Furthermore, to understand the propagation of rainfall error into the predicted runoff, hydrologic model simulations were implemented. GSSHA, a physically-based fully distributed hydrologic model, forced with those ten satellite-based precipitation products, was used to simulate the rainfall-runoff relationship for the basins. The most widely used model evaluation criteria such as Nash-Sutcliffe, PBIAS, nRMSE, and relative error were used in the assessment of both precipitation and hydrographs of the outlet.
The products underestimated the storm events in relation to the radar product Stage IV. This pattern was seen in several other studies over various regions of the world [14
]. Moreover, the satellite-based precipitation products showed a very compact distribution in all the evaluation criteria in the case of the largest basin. Both products of CMORPH showed a very high correlation in all spatial domains and was reflected with an average Nash-Sutcliffe coefficient of 0.81. GPM Early was found to be inconsistent with a very high variance of Nash coefficient in all spatial domains (from −0.46 to 0.38), however, the variance was decreased as the watershed size increased. This is mainly due to the smoothing caused by averaging over a larger area. Among all GPM products, the Final product underestimated rainfall most, indicating that the methodology used to prepare the product (using climatology and rain gauges) probably was not able to capture the areas and/or periods of very intense localized rainfall. Surprisingly, TRMM also showed a very high variance in all the performance statics, especially in the two small watersheds (from −4.0 to 0.99 with an average of 0.16). In contrast, the TRMM RT (non-gauge corrected product of TRMM) product showed relatively better performance of Nash-Sutcliffe with an average of 0.39 and a range from 0.05 to 0.82.

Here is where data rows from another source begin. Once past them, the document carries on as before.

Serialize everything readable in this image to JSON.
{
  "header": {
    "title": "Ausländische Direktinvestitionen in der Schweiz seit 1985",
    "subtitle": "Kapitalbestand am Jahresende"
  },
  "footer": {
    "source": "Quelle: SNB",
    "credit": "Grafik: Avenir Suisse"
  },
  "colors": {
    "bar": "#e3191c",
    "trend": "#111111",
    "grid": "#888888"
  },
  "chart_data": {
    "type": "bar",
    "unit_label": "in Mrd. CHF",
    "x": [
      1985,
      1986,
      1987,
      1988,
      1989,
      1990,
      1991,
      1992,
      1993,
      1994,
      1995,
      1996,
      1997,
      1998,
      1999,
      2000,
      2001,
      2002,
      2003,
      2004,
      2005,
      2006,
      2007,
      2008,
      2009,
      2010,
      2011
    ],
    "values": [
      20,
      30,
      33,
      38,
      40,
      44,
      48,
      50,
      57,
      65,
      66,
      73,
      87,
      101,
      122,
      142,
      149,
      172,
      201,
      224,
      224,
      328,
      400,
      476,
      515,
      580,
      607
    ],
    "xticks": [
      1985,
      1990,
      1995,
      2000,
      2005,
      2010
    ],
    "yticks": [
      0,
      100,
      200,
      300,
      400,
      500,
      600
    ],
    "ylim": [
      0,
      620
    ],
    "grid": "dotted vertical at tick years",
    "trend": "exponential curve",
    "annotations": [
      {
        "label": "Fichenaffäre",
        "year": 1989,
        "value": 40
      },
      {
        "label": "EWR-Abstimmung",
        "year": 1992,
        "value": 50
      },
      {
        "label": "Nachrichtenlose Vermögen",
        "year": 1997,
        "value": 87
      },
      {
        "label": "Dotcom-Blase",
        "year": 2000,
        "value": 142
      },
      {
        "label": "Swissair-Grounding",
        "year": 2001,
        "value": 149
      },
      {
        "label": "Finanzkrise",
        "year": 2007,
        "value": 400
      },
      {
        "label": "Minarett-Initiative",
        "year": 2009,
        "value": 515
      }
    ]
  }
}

The pattern of the precipitation estimates was also reflected on the simulated hydrograph forced by the precipitation products. The average Nash-Sutcliffe coefficient was reduced from 0.81 in precipitation to 0.58 in the runoff for CMORPH. CMORPH product showed higher Nash coefficient in Little Blanco (the smallest basin) but as the size of the watershed increased, the performance was seen to plummet. A similar pattern was observed in most of the products when moving from Little Blanco to Guadalupe. However, the increase in the spatial domain of the watershed improved the performance of the GPM Late product across all the criteria.
The error was seen to amplify as it propagated from the precipitation dataset to the hydrograph at the outlet. The propagation was magnified in all of the evaluation criteria except in the case of the streamflow PBIAS. Moreover, the pattern was seen across all the spatial domains in the same manner. The scale effect of the spatial domains does not seem to affect the error propagation as it was very close in all of the evaluation criteria.
In summary, the satellite-based precipitation products provide very high spatiotemporal resolution precipitation estimates. However, the estimates lack accuracy, especially at a local scale. The products underestimate heavy storm events significantly, and the errors were amplified in the runoff hydrographs generated.